Dependently Arisen Qualities
Yesterday I gave a rather simple talk on the development of qualities in meditation to a group of about 25 people in Goolwa, South Australia. The talk was in response to the notion that one can develop loving-kindness (metta) or compassion through doing exercises to generate those states of mind. I started off by stating a basic principle of the teaching on dependent arising: nothing arises from itself, nothing is self-created, nothing is born without conditions. I applied this to the idea of creating a mind-state of loving-kindness from trying to generate an experience of it based on having heard the concept of loving-kindness. This is what most people are taught: you identify an experience of loving-kindness based on what you have been told loving-kindness is and then expand on that experience, spreading the feeling from your heart to other parts of your body and/or out to other beings. It is then believed that you have created a state of mind known as loving-kindness. But how can you create a mental state? By imagining it and having it appear? By trying to get into that state by some technique or strategy? By connecting with that state believing that it exists in some kind of separate reality which you have to reach in order to manifest it? Each of these approaches treat loving-kindness as something created by itself or by another and not as being made up of conditions (arising out of conditions).
Let us now take another approach to this same matter, one that involves seeing how our experience develops through causes and conditions. Friendliness (I prefer this word over loving-kindness when translating the Pali word “metta”) is then a higher development that emerges out of the cultivation of related qualities that are more readily accessible in our ordinary experience. Let’s say one of those qualities is your ability to tolerate unwanted or unpleasant thoughts and feelings. For example, you sit down to meditate and immediately remember an argument you had with someone. You start replaying what was said, but may not be sure that you want to let these thoughts go on in your meditation sitting. If you have given yourself permission to allow yourself to have thoughts in meditation, then you might feel less resistance to having thoughts, but you may still have resistance to replaying an argument while you meditate. Sitting with your resistance, tolerating it a bit more, may help you become kinder and softer to yourself. This kind of tolerance of an unwanted experience may then actually influence how you relate to the content of the argument running on in your mind, enabling you to be gentler with yourself, more willing to accept your feelings and the other person’s. The conditions are thus being developed that would allow for the emergence of friendliness and compassion.

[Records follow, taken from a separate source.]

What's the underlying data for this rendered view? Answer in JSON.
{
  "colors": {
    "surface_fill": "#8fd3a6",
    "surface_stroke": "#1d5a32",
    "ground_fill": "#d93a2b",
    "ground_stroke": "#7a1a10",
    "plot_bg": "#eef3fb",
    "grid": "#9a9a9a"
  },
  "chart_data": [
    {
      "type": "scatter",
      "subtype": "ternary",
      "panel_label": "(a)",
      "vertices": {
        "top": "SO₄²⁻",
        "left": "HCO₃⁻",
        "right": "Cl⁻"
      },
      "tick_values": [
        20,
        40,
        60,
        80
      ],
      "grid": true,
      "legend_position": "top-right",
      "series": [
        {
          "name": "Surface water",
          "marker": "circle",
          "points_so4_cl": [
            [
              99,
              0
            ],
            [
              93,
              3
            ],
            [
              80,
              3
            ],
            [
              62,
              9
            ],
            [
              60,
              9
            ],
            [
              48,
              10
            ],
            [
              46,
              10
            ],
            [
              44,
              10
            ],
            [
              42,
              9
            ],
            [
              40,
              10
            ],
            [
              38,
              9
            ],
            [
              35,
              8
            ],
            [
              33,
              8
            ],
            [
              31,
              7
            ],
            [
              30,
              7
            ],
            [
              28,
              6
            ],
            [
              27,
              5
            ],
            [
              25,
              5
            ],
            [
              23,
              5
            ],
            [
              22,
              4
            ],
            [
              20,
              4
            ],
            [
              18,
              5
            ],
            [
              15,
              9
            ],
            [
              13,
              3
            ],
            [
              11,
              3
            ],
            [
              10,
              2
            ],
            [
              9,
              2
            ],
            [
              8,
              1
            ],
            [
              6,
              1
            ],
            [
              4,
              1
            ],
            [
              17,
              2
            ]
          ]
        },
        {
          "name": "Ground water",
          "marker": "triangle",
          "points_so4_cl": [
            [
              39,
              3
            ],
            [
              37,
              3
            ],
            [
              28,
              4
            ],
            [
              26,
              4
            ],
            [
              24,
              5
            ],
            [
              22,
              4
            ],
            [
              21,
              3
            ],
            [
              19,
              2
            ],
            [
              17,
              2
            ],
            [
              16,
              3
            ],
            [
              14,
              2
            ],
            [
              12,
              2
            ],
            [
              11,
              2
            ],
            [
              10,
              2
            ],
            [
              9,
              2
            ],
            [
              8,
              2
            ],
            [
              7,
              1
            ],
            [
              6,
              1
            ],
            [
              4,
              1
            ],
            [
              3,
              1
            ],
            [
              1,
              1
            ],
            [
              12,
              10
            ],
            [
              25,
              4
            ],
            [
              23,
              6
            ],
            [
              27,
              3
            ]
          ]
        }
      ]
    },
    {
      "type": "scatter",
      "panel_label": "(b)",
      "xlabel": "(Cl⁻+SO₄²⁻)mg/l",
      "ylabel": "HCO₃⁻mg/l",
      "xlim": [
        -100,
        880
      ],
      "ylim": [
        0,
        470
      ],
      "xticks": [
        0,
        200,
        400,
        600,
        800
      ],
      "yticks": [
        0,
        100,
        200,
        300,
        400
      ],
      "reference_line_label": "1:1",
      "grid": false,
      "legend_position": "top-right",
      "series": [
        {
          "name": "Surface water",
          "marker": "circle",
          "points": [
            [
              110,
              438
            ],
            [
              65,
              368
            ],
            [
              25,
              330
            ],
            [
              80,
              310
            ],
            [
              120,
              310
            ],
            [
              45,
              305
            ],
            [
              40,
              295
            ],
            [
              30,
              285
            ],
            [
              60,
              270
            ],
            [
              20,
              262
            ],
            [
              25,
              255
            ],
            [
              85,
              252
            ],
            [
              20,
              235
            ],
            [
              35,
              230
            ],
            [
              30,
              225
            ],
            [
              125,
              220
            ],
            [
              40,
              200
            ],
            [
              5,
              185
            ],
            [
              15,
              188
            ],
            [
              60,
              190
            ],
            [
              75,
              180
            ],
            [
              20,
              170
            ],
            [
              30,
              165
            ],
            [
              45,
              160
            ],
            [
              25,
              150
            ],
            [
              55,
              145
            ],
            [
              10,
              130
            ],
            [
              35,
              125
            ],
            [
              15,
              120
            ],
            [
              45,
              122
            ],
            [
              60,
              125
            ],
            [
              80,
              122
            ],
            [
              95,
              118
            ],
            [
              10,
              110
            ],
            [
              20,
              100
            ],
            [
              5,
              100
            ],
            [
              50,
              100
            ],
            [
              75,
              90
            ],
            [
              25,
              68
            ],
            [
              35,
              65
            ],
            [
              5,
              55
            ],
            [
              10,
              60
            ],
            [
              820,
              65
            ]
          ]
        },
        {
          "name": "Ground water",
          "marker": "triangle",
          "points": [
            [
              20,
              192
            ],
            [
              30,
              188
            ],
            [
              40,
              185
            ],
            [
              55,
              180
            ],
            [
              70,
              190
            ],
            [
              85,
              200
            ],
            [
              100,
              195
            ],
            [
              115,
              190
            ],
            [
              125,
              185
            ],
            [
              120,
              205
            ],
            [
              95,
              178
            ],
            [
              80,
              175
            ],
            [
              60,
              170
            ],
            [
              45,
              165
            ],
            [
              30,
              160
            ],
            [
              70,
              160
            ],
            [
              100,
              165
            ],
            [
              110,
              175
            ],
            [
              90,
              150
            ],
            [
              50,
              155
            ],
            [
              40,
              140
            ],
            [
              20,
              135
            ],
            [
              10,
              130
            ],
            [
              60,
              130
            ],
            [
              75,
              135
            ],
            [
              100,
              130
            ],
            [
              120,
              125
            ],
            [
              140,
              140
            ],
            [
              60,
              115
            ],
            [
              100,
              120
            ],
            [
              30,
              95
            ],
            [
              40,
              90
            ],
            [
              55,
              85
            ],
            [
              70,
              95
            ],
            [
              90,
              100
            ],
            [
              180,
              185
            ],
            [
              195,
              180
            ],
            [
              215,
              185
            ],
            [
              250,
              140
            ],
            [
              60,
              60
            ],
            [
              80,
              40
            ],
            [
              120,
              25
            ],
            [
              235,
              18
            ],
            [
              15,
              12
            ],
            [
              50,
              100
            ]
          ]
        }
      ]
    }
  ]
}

But many people may not recognize such qualities as friendliness and compassion when they arise out of conditions rather than being created by some intentional practice or strategy. That may be because when there is a self that creates something that it has tried to create, the thing created is easier to see—the fulfillment of a desire is as clear as day! When something comes about through conditions, it may take greater discernment, a more subtly attuned awareness to pick it out of the other conditions (elements) arising with it—it is like picking out stars at night.